Читать Врач
Образы как всегда расплываются. Прошло не так много лет, однако старые раны не заживают. Наверное, такие жуткие события оседают силуэтами на полотне души, как очертания тел на стенах домов в Хиросиме. Остаются навечно, а стереть их ни у кого не поднимается рука. Личный музей памяти. Интерактивная инсталляция внутри черепной коробки: билет только один и именной.
Ночью подсознание диктует свои правила игры. Он не может что-то изменить в сюжетных перипетиях сна, да и не хочет, если уж быть искренним до конца и честным. Заживут ли вообще когда-либо невидимые, но от этого не менее открытые и очевидные, раны? Скорее всего, нет.
Филипп Аркадьевич, как его чаще называли при встрече местные, старается не показывать на людях своего горя. То, что случилось много лет назад, изменило его восприятие жизни на 180 градусов. Ему хотелось бы, и часто хочется до сих пор, чтобы градусов было 270, чтобы он оказался ниже оси X, там же, где и те люди, которых он так неожиданно и нелепо потерял двадцать лет назад.
У беды нет срока давности. Каждую ночь мозг лично режиссирует реалити-шоу «Жизнь Филиппа Аркадьевича». Он повторяет старые ретро-серии: юношество, школа, колледж, институт, первый взгляд, знакомство, свидание, свадьба. Его жена работала педагогом в Центре развития детей. Она учила малышей вязать петельками. Дома её шедевров было навалом. Один только комод со свитерами разных цветов чего стоил.
Особенно часто Филиппу снится выписка из роддома, где он, вроде бы привыкший по долгу профессии к запаху больничных коридоров, вдруг иначе ощущает окружающую обстановку. Коллеги поздравляют, для него в этот день они – волшебники, коридорный запах дезинфекции превратился в аромат цветущей по весне поляны, хотя на улице февраль. Кажется, что цветы всюду: на стенах, в руках встречающих, на платье жены Галины, которая аккуратно, чуть сгорбившись, но улыбаясь, несёт навстречу любимому мужу главный цветок его жизни. «Как назвали-то хоть, Филя?» – поинтересовался кто-то за спиной. «Софья», – ответил Филипп, закатал по привычке рукава, взял в руки неброский кулек и начал разглядывать спящее лицо дочери так же, как ювелир осматривает алмаз под десятикратным увеличением.
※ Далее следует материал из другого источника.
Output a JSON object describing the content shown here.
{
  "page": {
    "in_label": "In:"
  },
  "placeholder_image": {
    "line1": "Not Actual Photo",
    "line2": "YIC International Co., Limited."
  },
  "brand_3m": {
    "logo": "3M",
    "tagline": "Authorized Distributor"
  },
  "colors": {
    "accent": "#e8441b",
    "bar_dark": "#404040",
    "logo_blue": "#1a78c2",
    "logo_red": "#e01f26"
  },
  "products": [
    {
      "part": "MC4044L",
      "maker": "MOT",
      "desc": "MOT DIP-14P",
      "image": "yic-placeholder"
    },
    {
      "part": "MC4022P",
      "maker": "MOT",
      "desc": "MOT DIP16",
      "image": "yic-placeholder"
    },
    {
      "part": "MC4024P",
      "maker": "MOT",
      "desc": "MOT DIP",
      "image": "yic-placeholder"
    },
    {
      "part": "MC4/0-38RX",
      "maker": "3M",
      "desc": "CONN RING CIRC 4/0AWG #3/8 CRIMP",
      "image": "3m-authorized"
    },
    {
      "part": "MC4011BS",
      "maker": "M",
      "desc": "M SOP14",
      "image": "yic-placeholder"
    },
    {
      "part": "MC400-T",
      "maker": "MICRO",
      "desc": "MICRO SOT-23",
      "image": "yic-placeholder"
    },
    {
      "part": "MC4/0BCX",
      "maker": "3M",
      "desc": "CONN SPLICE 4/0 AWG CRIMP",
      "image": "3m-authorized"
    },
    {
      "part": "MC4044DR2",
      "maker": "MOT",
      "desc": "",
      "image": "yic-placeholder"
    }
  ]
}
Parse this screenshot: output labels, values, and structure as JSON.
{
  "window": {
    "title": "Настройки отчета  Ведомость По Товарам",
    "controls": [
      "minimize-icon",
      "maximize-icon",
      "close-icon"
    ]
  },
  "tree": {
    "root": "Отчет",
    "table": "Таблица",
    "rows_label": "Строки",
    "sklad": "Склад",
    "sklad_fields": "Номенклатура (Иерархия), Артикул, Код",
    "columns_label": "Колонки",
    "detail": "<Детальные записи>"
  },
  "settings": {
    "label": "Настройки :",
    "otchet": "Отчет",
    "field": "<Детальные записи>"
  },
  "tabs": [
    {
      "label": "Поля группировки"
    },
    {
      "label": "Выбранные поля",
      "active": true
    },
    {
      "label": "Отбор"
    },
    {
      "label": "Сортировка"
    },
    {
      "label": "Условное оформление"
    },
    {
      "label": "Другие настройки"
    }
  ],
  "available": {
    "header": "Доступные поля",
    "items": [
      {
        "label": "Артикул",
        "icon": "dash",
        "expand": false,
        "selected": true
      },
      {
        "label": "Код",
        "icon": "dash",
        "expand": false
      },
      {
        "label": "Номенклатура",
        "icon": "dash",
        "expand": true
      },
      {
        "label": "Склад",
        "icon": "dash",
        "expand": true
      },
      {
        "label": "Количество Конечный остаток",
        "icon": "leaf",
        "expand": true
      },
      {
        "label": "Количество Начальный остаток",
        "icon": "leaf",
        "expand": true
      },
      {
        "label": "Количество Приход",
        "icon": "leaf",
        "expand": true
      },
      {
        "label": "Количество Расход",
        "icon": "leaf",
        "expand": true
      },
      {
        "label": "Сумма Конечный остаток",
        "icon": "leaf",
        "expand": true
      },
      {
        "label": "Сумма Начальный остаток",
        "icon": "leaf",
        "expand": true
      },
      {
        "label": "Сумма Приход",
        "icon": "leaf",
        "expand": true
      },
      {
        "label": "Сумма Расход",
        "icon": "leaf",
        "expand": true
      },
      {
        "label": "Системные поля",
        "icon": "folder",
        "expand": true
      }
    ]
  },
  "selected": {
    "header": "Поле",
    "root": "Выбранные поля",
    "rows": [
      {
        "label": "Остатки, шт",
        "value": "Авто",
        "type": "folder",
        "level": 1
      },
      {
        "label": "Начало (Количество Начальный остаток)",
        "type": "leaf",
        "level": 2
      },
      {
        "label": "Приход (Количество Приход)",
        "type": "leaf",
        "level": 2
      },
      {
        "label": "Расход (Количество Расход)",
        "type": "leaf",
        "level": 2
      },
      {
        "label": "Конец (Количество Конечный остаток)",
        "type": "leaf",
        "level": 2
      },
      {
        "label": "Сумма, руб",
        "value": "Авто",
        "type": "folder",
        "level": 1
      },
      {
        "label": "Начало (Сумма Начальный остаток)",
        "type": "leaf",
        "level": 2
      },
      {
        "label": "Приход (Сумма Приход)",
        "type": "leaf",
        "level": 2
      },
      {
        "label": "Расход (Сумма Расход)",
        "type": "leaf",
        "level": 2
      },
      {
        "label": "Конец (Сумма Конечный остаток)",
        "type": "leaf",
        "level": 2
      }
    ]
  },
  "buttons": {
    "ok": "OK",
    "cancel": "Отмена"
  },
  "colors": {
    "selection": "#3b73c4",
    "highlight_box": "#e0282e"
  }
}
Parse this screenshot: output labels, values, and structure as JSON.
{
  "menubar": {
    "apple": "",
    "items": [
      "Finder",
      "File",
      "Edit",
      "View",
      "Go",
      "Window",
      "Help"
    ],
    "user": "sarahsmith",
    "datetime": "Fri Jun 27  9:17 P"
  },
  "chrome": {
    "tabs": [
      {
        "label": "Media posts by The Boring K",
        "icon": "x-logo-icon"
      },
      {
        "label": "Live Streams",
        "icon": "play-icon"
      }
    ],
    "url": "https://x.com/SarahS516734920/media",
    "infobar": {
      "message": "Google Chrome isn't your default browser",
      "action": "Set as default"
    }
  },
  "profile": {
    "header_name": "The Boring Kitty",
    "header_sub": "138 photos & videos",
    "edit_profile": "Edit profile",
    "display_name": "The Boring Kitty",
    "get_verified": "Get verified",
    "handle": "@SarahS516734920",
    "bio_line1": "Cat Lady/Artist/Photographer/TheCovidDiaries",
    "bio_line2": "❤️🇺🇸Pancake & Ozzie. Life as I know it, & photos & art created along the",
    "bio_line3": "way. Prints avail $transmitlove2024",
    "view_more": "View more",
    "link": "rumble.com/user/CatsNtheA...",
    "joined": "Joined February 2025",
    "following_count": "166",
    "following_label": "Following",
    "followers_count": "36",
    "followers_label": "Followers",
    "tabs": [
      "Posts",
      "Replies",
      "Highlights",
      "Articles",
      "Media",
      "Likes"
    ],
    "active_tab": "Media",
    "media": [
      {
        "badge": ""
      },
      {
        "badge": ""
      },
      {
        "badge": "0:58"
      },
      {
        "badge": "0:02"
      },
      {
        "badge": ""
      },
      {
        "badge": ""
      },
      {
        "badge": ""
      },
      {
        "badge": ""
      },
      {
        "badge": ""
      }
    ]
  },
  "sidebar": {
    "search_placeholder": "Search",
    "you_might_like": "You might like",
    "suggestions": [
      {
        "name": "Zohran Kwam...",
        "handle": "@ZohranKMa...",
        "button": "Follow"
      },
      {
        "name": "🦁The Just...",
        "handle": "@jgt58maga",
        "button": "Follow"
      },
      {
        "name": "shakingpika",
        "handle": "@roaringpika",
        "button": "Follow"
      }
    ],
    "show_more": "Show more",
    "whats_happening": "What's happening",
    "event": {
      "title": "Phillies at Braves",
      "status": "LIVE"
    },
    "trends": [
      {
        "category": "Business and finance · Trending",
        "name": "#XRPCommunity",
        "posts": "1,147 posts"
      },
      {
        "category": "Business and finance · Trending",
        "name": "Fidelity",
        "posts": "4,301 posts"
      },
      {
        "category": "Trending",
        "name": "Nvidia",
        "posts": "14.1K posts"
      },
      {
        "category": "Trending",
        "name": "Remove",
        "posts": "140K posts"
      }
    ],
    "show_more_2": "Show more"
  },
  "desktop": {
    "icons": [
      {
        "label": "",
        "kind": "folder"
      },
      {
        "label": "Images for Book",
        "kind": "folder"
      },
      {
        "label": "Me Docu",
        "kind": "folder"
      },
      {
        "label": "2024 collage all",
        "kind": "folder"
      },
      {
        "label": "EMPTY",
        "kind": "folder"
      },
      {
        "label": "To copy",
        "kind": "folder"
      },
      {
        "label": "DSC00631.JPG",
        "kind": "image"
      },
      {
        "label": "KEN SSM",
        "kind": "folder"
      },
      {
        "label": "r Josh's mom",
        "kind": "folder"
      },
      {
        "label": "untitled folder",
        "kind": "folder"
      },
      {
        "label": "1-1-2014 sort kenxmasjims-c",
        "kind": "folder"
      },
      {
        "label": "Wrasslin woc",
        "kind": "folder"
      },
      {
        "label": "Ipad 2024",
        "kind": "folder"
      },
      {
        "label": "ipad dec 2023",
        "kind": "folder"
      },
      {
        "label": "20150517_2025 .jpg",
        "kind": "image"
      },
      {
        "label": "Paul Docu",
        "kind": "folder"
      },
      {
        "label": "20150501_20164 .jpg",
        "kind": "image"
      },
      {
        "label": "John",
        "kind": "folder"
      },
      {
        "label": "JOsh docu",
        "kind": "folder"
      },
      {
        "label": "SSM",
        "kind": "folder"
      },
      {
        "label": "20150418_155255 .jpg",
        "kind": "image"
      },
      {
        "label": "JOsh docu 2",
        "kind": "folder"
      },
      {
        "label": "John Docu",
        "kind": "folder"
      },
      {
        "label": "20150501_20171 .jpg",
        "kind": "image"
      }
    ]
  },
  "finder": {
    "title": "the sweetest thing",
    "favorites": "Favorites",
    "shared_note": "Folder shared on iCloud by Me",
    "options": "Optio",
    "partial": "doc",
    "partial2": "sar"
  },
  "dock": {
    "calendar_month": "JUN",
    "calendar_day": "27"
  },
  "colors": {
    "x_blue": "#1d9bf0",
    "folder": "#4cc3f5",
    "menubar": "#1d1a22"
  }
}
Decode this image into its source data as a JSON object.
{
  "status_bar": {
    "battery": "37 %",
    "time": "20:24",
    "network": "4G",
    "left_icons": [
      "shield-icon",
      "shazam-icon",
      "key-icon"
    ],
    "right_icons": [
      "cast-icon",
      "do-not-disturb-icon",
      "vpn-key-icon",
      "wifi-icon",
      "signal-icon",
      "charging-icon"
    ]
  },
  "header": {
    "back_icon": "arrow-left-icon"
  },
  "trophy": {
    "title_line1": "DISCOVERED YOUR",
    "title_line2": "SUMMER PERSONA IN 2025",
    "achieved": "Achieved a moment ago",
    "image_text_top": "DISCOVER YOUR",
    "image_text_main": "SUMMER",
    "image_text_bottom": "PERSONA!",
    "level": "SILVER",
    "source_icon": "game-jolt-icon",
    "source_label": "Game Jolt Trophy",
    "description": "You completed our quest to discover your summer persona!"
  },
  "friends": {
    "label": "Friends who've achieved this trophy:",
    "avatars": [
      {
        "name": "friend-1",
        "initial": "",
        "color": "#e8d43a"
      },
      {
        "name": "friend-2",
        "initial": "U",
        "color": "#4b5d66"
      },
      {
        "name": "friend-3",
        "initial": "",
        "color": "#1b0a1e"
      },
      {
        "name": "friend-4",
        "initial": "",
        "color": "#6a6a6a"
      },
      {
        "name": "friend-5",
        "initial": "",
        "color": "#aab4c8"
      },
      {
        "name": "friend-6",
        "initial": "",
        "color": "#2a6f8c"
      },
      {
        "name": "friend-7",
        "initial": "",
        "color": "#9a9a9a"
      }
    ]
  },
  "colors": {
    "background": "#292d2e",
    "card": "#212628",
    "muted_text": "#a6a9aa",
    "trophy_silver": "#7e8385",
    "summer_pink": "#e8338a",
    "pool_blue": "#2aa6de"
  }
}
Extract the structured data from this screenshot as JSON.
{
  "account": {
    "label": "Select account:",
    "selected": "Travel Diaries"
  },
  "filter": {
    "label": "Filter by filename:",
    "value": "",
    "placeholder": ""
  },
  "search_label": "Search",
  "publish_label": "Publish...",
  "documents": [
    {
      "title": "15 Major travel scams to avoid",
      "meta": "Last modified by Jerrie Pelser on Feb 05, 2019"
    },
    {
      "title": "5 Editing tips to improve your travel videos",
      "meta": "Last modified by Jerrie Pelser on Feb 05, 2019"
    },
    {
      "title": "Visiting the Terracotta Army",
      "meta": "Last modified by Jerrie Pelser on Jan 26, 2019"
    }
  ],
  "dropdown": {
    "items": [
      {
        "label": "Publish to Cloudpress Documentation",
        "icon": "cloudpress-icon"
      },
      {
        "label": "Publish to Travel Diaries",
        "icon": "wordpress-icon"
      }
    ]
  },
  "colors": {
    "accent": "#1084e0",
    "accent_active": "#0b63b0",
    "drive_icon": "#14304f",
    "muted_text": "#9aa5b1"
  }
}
И именно в этот момент подсознание начинает свой жестокий розыгрыш. Ноги начинают уходить в пол, будто процессия развивается на зыбучих песках, а кулёк проваливается сквозь ладони и пальцы вниз, расщепляясь на миллиарды частиц. Он кричит, но никто его не слышит, смех превратился в пульсирующий в висках гул, а вместо приятной музыки на фоне слышна барабанная дробь, отбиваемая не вполне здоровым сердцем Филиппа.
Он просыпается. На этом моменте вечно повторяющегося уже двадцать лет сна он всегда просыпается от того, что кричит в пустоту его старого начинающего крениться на бок дома. Указательный и средний палец к запястью – пульс 130. Виски ломит. Он встает с кровати, одело уже давно скинуто на пол, однако тело всё равно влажное. Филипп, как обычно, некоторое время находится в пограничном состоянии снов и явью, между адом и жизнью. Набранная с вечера в колонке, что неподалёку от дома, вода уже нагрелась до комнатной температуры. Он взял из холодильника пластиковую форму для создания кубиков льда, с которой любила играться Софья, перелил воду из фильтра в стакан и кинул в него 2 прямоугольника свежести, которая сейчас так необходима. Сидя за столом на табуретке, он начинает, запрокинув голову, небольшими глотками пить воду. Голова уже, как по команде, поворачивается в сторону телевизора, где на специальной подставочке снизу стоят в фоторамке портреты его любимых и единственных женщин.